それがこの「MONSTER DAYS 」であります。

序盤は独特の世界観ゆえに説明が多く、読み辛さというか冗長な感じは拭えないのですけれど中盤以降の話が動き出してからは「素晴らしい」の一言。

孤独を抱えた不幸な少女の心を癒し、国家すらも敵に回して己の信念を貫き、強大な敵に挑むライルとその相棒のアルミスの格好いいことったらない。
決してステータスは高くない、下手したら中の下クラスの人間でしかないライルがズタボロになりながら数多の傷にのたうち呻き叫びをあげながらも、それでも根性と意地と信念で立ち向かう姿はまさに英雄そのものです。
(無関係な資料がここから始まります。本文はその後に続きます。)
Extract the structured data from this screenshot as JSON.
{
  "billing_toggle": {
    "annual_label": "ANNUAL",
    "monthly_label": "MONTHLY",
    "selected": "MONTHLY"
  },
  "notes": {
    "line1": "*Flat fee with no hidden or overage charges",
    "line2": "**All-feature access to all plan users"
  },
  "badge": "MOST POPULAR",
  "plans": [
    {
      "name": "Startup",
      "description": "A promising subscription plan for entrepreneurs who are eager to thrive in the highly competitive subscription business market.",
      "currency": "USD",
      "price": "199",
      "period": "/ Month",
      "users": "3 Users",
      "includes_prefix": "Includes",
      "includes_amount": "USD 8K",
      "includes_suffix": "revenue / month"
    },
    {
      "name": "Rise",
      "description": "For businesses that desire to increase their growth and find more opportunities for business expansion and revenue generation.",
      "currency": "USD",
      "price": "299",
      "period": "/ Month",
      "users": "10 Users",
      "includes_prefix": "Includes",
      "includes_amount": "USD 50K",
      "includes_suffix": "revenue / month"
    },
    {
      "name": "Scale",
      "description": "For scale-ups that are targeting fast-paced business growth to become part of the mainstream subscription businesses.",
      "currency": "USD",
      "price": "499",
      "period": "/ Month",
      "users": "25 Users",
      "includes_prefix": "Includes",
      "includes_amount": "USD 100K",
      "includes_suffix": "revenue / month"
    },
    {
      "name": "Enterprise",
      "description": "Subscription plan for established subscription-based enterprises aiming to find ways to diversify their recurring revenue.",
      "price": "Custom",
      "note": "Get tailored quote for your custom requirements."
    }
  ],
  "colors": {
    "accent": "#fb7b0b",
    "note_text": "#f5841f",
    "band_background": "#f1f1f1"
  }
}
そして他の調停局の面々も一癖も二癖もあるけれど調停局としての誇りをその胸に刻んだ格好イイ奴らでたまらんですね。
シリーズを長く続けてそれぞれを深く掘り下げて欲しいですわ。

ライルとは立場が違えど国家を相手に一人戦いを挑んでいる「彼」の存在もこの作品の懐を深く広いものにしているんで忘れちゃいけない。
己の身の安全を第一に、全てを駒に、目的達成の為に己の信念や感情すら捨て去り。


そんなこの作品はなんとMF文庫Jの新人賞受賞作という。
最優秀賞なのは頷けるんですけど、MF文庫からなのは頷き難いという。
いや、だって、MF文庫ですよ?
MFっつったら9割9分9厘ハーレムでラブコメといって過言じゃない(←過言)
それなのにこんなハードボイルドでラブなんてねぇよって作品ですよ?

是非続きは出して欲しいものの、魔改造だけはちょっと怖い。


あとですね、個人的な好みの話になるんですけど女が女にセクハラするのってあんまシチュ的に好きくないんですよ。
主人公にセクハラする女キャラとか、百合とかは良いんですけどね。
まぁ、その辺り目立つの序盤だけですけどね。

いやしかし、MF文庫とは思えない硬派な、そして素晴らしい作品でありました。